I never had the same sort of conversation with my father when I was a teenager. But about a decade later, when I was twenty-six or so, I had something close to it on a brief motor trip to Florida to visit his in-laws. He raised the issue of marriage (to a woman), and I made it clear to him that was not in the cards for me. The penny dropped for my father; he never raised the issue again. (This is a quite common story in the gay community: the conversations with mothers are very different from the ones with fathers.) But the conversation did not damage our relationship.
* * *
I got my Grade 12 diploma at Burnhamthorpe Collegiate despite being called a “dropout,” but I obtained just four of the six credits I needed for Grade 13. This put a crimp in my dreams of going to university and then law school. I set out to complete my high-school education through correspond-ence courses, but I never did finish them. Instead, I did what Smithermans do and joined the work force.

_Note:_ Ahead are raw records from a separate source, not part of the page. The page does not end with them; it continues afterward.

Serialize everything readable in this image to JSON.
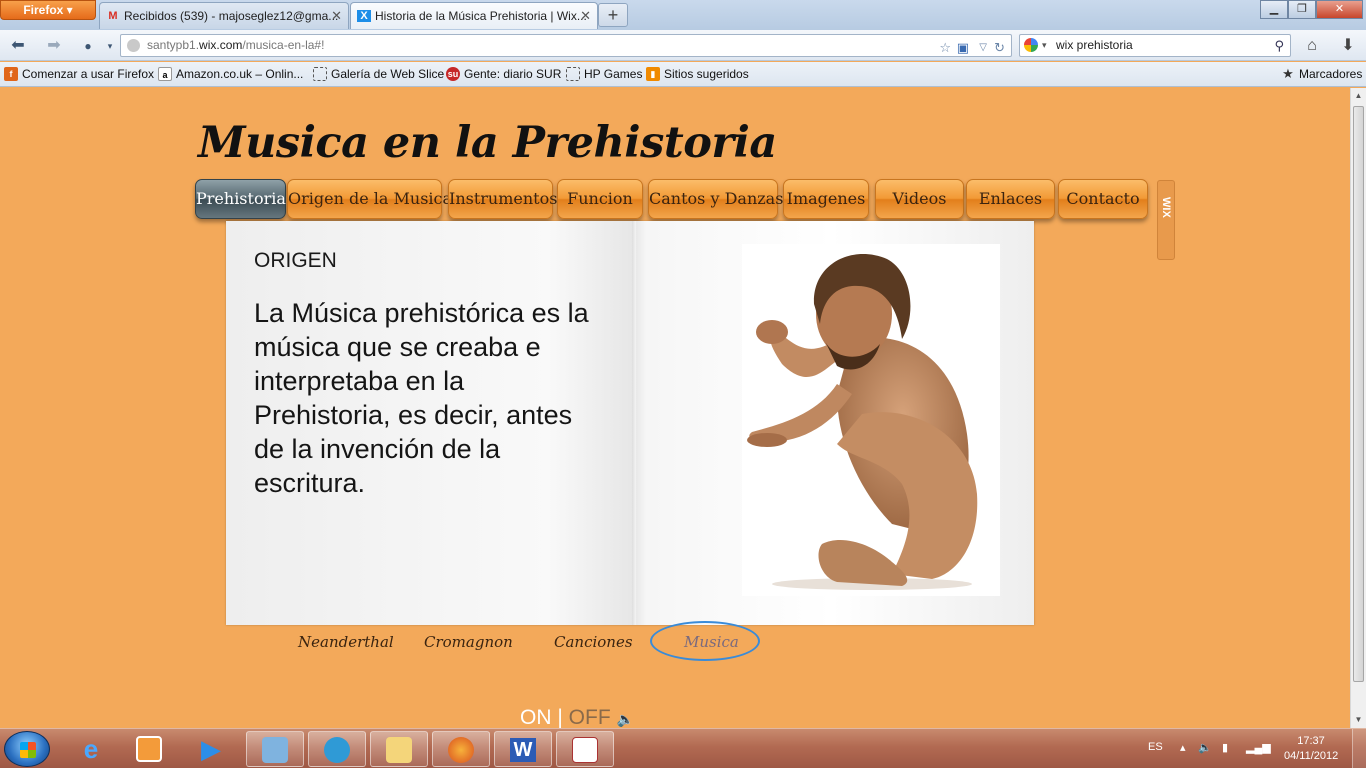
{
  "browser": {
    "menu_button": "Firefox",
    "tabs": [
      {
        "title": "Recibidos (539) - majoseglez12@gma...",
        "icon": "gmail-icon"
      },
      {
        "title": "Historia de la Música Prehistoria | Wix...",
        "icon": "wix-icon"
      }
    ],
    "url_prefix": "santypb1.",
    "url_domain": "wix.com",
    "url_path": "/musica-en-la#!",
    "search_query": "wix prehistoria",
    "bookmarks": [
      "Comenzar a usar Firefox",
      "Amazon.co.uk – Onlin...",
      "Galería de Web Slice",
      "Gente: diario SUR",
      "HP Games",
      "Sitios sugeridos"
    ],
    "bookmarks_menu": "Marcadores"
  },
  "site": {
    "title": "Musica en la Prehistoria",
    "menu": [
      "Prehistoria",
      "Origen de la Musica",
      "Instrumentos",
      "Funcion",
      "Cantos y Danzas",
      "Imagenes",
      "Videos",
      "Enlaces",
      "Contacto"
    ],
    "active_menu": "Prehistoria",
    "wix_badge": "WIX",
    "section_heading": "ORIGEN",
    "body": "La Música prehistórica es la música que se creaba e interpretaba en la Prehistoria, es decir, antes de la invención de la escritura.",
    "sub_nav": [
      "Neanderthal",
      "Cromagnon",
      "Canciones",
      "Musica"
    ],
    "active_sub_nav": "Musica",
    "audio": {
      "on": "ON",
      "separator": "|",
      "off": "OFF"
    }
  },
  "taskbar": {
    "language": "ES",
    "time": "17:37",
    "date": "04/11/2012"
  },
  "colors": {
    "page_background": "#f3a95a",
    "menu_orange": "#f29a36",
    "menu_active": "#55676f",
    "sub_nav_circle": "#3a8bd8"
  }
}
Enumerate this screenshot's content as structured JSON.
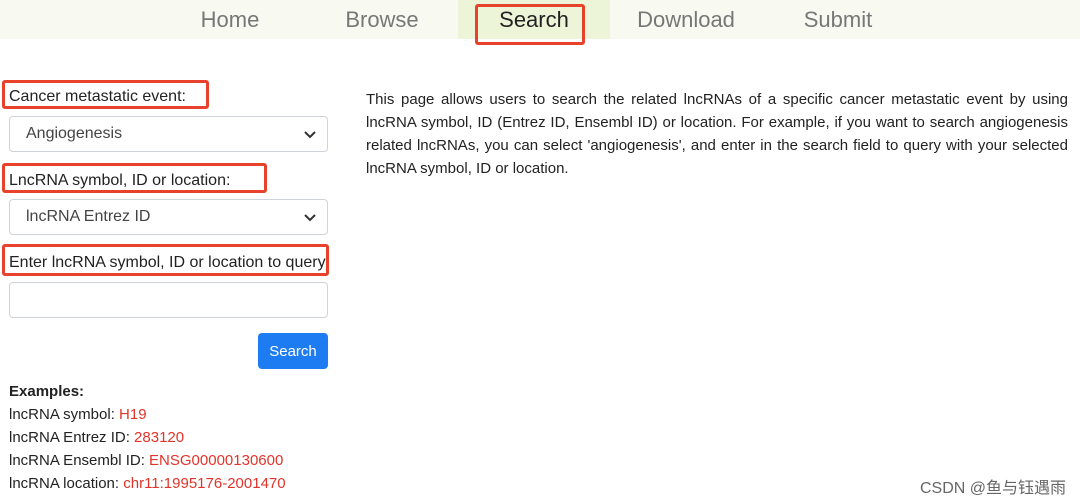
{
  "nav": {
    "items": [
      {
        "label": "Home"
      },
      {
        "label": "Browse"
      },
      {
        "label": "Search"
      },
      {
        "label": "Download"
      },
      {
        "label": "Submit"
      }
    ],
    "active": "Search"
  },
  "form": {
    "event_label": "Cancer metastatic event:",
    "event_selected": "Angiogenesis",
    "type_label": "LncRNA symbol, ID or location:",
    "type_selected": "lncRNA Entrez ID",
    "query_label": "Enter lncRNA symbol, ID or location to query:",
    "query_value": "",
    "search_button": "Search"
  },
  "examples": {
    "title": "Examples:",
    "rows": [
      {
        "label": "lncRNA symbol: ",
        "value": "H19"
      },
      {
        "label": "lncRNA Entrez ID: ",
        "value": "283120"
      },
      {
        "label": "lncRNA Ensembl ID: ",
        "value": "ENSG00000130600"
      },
      {
        "label": "lncRNA location: ",
        "value": "chr11:1995176-2001470"
      }
    ]
  },
  "description": "This page allows users to search the related lncRNAs of a specific cancer metastatic event by using lncRNA symbol, ID (Entrez ID, Ensembl ID) or location. For example, if you want to search angiogenesis related lncRNAs, you can select 'angiogenesis', and enter in the search field to query with your selected lncRNA symbol, ID or location.",
  "watermark": "CSDN @鱼与钰遇雨",
  "colors": {
    "highlight_box": "#e8412c",
    "link": "#e0342a",
    "button": "#1e7cf2",
    "nav_active_bg": "#edf5d8"
  }
}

My father didn’t think it would be a good idea for me to work for him. Although I was a bit pissed off, I could see the picture clearly enough. So, he arranged a deal with one of his primary competitors, which, like my father’s business, did a lot of hauling for Algoma Steel in Sault Ste. Marie. I began as a rating clerk at Trans Provincial Freight Carrier’s terminal in Mississauga. Within a few months of my starting, the terminal manager in Sault Ste. Marie died and I was sent to replace him, at the ripe age of twenty. Despite my lack of experience and my youth, my pedigree, presence, and profanity must have been enough, because I only remember being well received in the role.